• Anthropologie: le bassin de Rudapithecus, qui vivait en Europe au Miocène supérieur, suggère que la bipédie humaine pourrait avoir des origines plus profondes qu'on le croyait! ____¤201909

     

    Une étude, dont les résultats intitulés «A late Miocene hominid partial pelvis from Hungary» ont été publiés dans la revue Journal of Human Evolution, laisse penser, à partir d'une analyse du bassin de Rudapithecus, un grand singe qui vivait en Europe au Miocène supérieur (il y a environ 10 millions d'années), que la bipédie humaine pourrait avoir des origines plus profondes qu'on le croyait jusqu'alors.

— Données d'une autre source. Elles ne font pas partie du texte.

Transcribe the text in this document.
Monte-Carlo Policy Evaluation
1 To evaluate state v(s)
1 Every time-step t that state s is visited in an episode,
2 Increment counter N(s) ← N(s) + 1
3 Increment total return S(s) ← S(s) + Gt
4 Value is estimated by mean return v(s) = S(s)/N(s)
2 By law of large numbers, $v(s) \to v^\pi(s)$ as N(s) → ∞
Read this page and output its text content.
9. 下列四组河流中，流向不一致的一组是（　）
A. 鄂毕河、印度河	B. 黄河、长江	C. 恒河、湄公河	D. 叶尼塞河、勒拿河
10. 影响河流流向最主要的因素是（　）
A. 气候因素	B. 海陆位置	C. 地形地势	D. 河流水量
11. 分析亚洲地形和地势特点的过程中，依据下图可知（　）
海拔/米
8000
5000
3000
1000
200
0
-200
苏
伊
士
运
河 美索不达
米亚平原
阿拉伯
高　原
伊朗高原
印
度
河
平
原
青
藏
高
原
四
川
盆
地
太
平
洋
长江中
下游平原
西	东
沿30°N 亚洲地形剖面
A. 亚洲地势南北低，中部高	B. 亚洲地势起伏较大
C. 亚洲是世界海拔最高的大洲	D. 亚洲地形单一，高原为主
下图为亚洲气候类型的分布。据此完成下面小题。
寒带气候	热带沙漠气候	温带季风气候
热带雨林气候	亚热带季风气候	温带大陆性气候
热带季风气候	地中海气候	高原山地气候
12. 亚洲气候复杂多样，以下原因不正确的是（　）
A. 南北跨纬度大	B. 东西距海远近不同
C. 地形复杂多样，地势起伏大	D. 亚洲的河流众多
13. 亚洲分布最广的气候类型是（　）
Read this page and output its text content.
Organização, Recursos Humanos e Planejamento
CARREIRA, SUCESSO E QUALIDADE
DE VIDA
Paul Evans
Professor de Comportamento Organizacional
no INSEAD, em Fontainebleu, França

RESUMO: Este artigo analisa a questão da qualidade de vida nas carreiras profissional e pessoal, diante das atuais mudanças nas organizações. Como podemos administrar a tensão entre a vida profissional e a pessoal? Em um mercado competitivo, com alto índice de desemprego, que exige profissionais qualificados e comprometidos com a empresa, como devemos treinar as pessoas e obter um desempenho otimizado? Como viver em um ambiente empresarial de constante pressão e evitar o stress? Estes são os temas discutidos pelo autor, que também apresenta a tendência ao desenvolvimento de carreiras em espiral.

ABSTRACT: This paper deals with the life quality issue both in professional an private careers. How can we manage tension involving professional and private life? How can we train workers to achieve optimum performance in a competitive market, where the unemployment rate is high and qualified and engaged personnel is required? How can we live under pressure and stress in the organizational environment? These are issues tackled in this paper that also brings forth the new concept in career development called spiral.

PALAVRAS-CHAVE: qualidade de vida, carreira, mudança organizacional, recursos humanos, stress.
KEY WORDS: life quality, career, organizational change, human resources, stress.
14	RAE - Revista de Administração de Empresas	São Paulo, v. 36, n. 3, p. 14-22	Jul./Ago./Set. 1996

    Rappelons tout d'abord «que des travaux d'anthropologues de l'université de Toronto (Canada) sur les os des membres, les mâchoires et les dents de Rudapithecus avaient déjà montré qu'il appartenait à la fois à la famille des humains et à celle des singes d'Afrique». Cette information est surprenante car l'endroit dans lequel ses restes fossilisés ont été découverts est situé en Hongrie.

     

    Pour sa part, l'étude ici présentée, du fait que le bassin de Rudapithecus trouvé à Rudabánya n'était pas complet, s'est appuyée «sur des techniques de modélisation 3D pour extrapoler sa forme et la comparer à celle de singes modernes». Il est ainsi apparu que «le bassin de Rudapithecus est bien différent de celui des singes d'Afrique» de sorte que «même s'il devait se déplacer dans les arbres de branches en branches comme eux, une fois à terre, il est probable qu'il avait adopté la bipédie»

     

    Il en découle que pour que «les humains évoluent à partir d'un corps en forme de singe africain, des changements substantiels pour allonger le bas du dos et raccourcir le bassin sont nécessaires» tandis que «pour que les humains évoluent d'un ancêtre plus proche de Rudapithecus, cette transition est beaucoup plus simple».

     

    En effet, alors que «les singes d'Afrique modernes présentent un bassin long et un bas du dos étroit», ce qui explique en partie qu'ils marchent généralement à quatre pattes, les Hommes, «jouissent d'un bas du dos plus long et plus souple qui leur permet de se tenir debout et de marcher sur deux jambes».

     

    Il en résulte qu'au lieu de chercher à savoir «pourquoi nos ancêtres ont abandonné la marche à quatre pattes pour la bipédie», paradoxalement, il faudrait, peut-être, se demander «pourquoi nos ancêtres n'ont pas abandonné la bipédie pour la marche à quatre pattes».